Il y a un paradoxe entre les conceptions ouvrières du parti qui nous montrent finalement dès la mise en place de la FTSF en 1879 une structure aisément reconnaissable avec ses règles de fonctionnement bien définies et la conception du parti qui prévaut toujours dans la classe politique de structures informelles constituées essentiellement autour des élus parlementaires. Or, si certains hommes, pour avoir fréquenté les organisations socialistes ne peuvent ignorer un certain nombre de principes forts et ancrés depuis longtemps dans le mouvement ouvrier, d'autres, en revanche, doivent les découvrir. Quelles que furent les relations qu'entretenait le radical-socialiste Millerand avec des militants socialistes, ces relations ne se sont jamais situées sur un plan interne. Millerand, n'a jamais vu fonctionner une organisation socialiste de l'intérieur ; il n'a jamais eu à prendre part à une prise de décision d'une organisation.
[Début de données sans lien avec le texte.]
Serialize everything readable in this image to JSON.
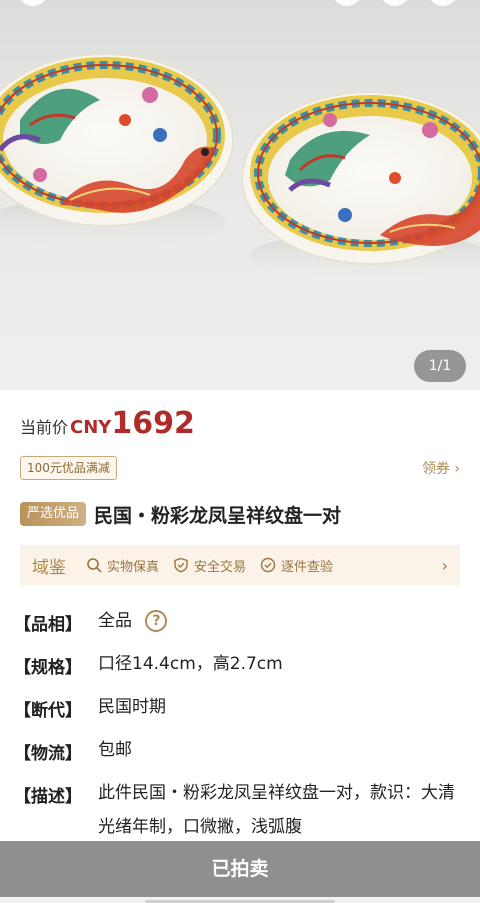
{
  "gallery": {
    "counter": "1/1",
    "image_subject": "pair of famille rose dragon and phoenix plates"
  },
  "price": {
    "label": "当前价",
    "currency": "CNY",
    "value": "1692"
  },
  "coupon": {
    "badge": "100元优品满减",
    "link": "领券 ›"
  },
  "title": {
    "badge": "严选优品",
    "text": "民国・粉彩龙凤呈祥纹盘一对"
  },
  "guarantee": {
    "brand": "域鉴",
    "items": [
      {
        "label": "实物保真",
        "icon": "search-icon"
      },
      {
        "label": "安全交易",
        "icon": "shield-check-icon"
      },
      {
        "label": "逐件查验",
        "icon": "check-circle-icon"
      }
    ],
    "arrow": "›"
  },
  "specs": {
    "rows": [
      {
        "key": "【品相】",
        "value": "全品"
      },
      {
        "key": "【规格】",
        "value": "口径14.4cm，高2.7cm"
      },
      {
        "key": "【断代】",
        "value": "民国时期"
      },
      {
        "key": "【物流】",
        "value": "包邮"
      },
      {
        "key": "【描述】",
        "value": "此件民国・粉彩龙凤呈祥纹盘一对，款识：大清光绪年制，口微撇，浅弧腹"
      }
    ]
  },
  "bottom": {
    "status": "已拍卖"
  },
  "colors": {
    "price": "#b02a2a",
    "accent_gold": "#b08a57",
    "guarantee_bg": "#fbf3e7",
    "sold_bar": "#8f8f8f"
  }
}
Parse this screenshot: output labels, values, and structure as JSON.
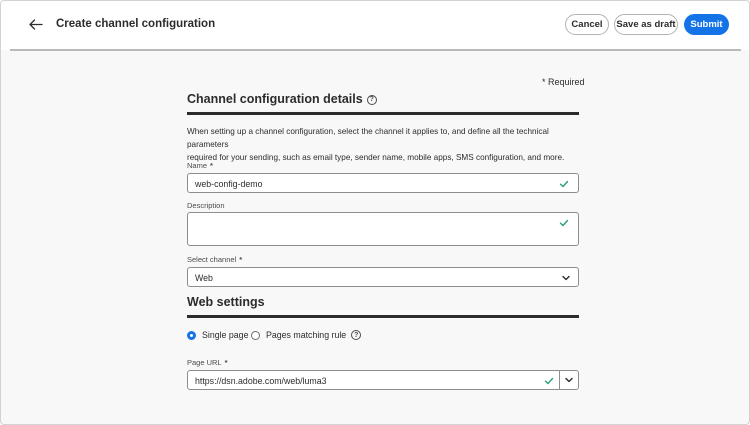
{
  "header": {
    "title": "Create channel configuration",
    "cancel_label": "Cancel",
    "draft_label": "Save as draft",
    "submit_label": "Submit"
  },
  "form": {
    "required_note": "* Required",
    "section_title": "Channel configuration details",
    "intro_line1": "When setting up a channel configuration, select the channel it applies to, and define all the technical parameters",
    "intro_line2": "required for your sending, such as email type, sender name, mobile apps, SMS configuration, and more.",
    "name": {
      "label": "Name",
      "required_mark": "*",
      "value": "web-config-demo",
      "valid": true
    },
    "description": {
      "label": "Description",
      "value": "",
      "valid": true
    },
    "channel": {
      "label": "Select channel",
      "required_mark": "*",
      "value": "Web"
    }
  },
  "web_settings": {
    "title": "Web settings",
    "options": [
      {
        "label": "Single page",
        "selected": true
      },
      {
        "label": "Pages matching rule",
        "selected": false
      }
    ],
    "page_url": {
      "label": "Page URL",
      "required_mark": "*",
      "value": "https://dsn.adobe.com/web/luma3",
      "valid": true
    }
  },
  "colors": {
    "accent": "#1473e6",
    "valid_check": "#2d9d78",
    "text": "#2c2c2c"
  }
}
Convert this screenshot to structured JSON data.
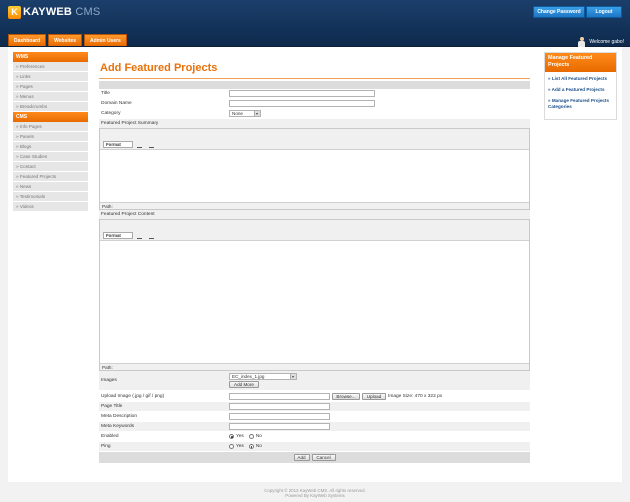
{
  "header": {
    "logo_text": "KAYWEB",
    "logo_suffix": "CMS",
    "change_password_label": "Change Password",
    "logout_label": "Logout",
    "welcome_text": "Welcome gabo!"
  },
  "nav": {
    "tabs": [
      {
        "label": "Dashboard"
      },
      {
        "label": "Websites"
      },
      {
        "label": "Admin Users"
      }
    ]
  },
  "sidebar": {
    "wms_heading": "WMS",
    "wms_items": [
      {
        "label": "» Preferences"
      },
      {
        "label": "» Links"
      },
      {
        "label": "» Pages"
      },
      {
        "label": "» Menus"
      },
      {
        "label": "» Breadcrumbs"
      }
    ],
    "cms_heading": "CMS",
    "cms_items": [
      {
        "label": "» Info Pages"
      },
      {
        "label": "» Panels"
      },
      {
        "label": "» Blogs"
      },
      {
        "label": "» Case Studies"
      },
      {
        "label": "» Contact"
      },
      {
        "label": "» Featured Projects"
      },
      {
        "label": "» News"
      },
      {
        "label": "» Testimonials"
      },
      {
        "label": "» Videos"
      }
    ]
  },
  "form": {
    "page_title": "Add Featured Projects",
    "title_label": "Title",
    "domain_label": "Domain Name",
    "category_label": "Category",
    "category_value": "None",
    "summary_label": "Featured Project Summary",
    "content_label": "Featured Project Content",
    "format_label": "Format",
    "path_label": "Path:",
    "images_label": "Images",
    "images_value": "EC_index_1.jpg",
    "add_more_label": "Add More",
    "upload_label": "Upload Image (.jpg / gif / png)",
    "browse_label": "Browse...",
    "upload_button_label": "Upload",
    "image_size_text": "Image Size: 470 x 322 px",
    "page_title_label": "Page Title",
    "meta_description_label": "Meta Description",
    "meta_keywords_label": "Meta Keywords",
    "enabled_label": "Enabled",
    "ping_label": "Ping",
    "yes_label": "Yes",
    "no_label": "No",
    "enabled_value": "Yes",
    "ping_value": "No",
    "add_button_label": "Add",
    "cancel_button_label": "Cancel"
  },
  "right_panel": {
    "heading": "Manage Featured Projects",
    "links": [
      {
        "label": "» List All Featured Projects"
      },
      {
        "label": "» Add a Featured Projects"
      },
      {
        "label": "» Manage Featured Projects Categories"
      }
    ]
  },
  "footer": {
    "copyright": "Copyright © 2013 KayWeb CMS. All rights reserved.",
    "powered_by": "Powered By KayWeb Systems"
  },
  "colors": {
    "header_bg": "#0e2a4d",
    "accent_orange": "#e86a00",
    "button_blue": "#1d76c4",
    "link_blue": "#1d4f8a"
  }
}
Les seules structures qu'il connaisse sont celles, bien plus informelles des radicaux, justement, ces structures lâches créées à partir des groupes parlementaires. Ceci est d'autant plus fort que les premières relations officielles qu'il entretient avec les militants socialistes, sont celles qu'il noue avec les députés d'extrême gauche lors de la législature de 1885-1889. Il est donc probable qu'un homme comme lui n'a pas d'autres projets en 1896 que ceux qu'il construisait jusqu'alors. Une structure lâche qui regrouperait tous les socialistes ; pas un parti organique.
Pourtant, avec une histoire qui n'est pas plus socialiste que celle de Millerand, Jaurès évolue différemment. Probablement parce que le point d'ancrage des deux hommes est différent. Le comité électoral du XIIe arrondissement qui soutient l'action de Millerand n'a pas de lien avec le mouvement ouvrier ; les comités de Carmaux en ont eux depuis longtemps. C'est certainement ce qui explique les efforts de Jaurès pour comprendre puis se plier aux règles des structures du mouvement ouvrier, aux règles des partis. Son incompréhension semble pourtant totale en 1896 lorsqu'il envisageait de participer au congrès international de Londres avec comme seul mandat son siège de député. Contraint d'obtenir à la dernière minute et par télégramme un mandat en bonne et due forme de la part du groupe de Carmaux, il semble avoir appris à respecter au moins ces formes.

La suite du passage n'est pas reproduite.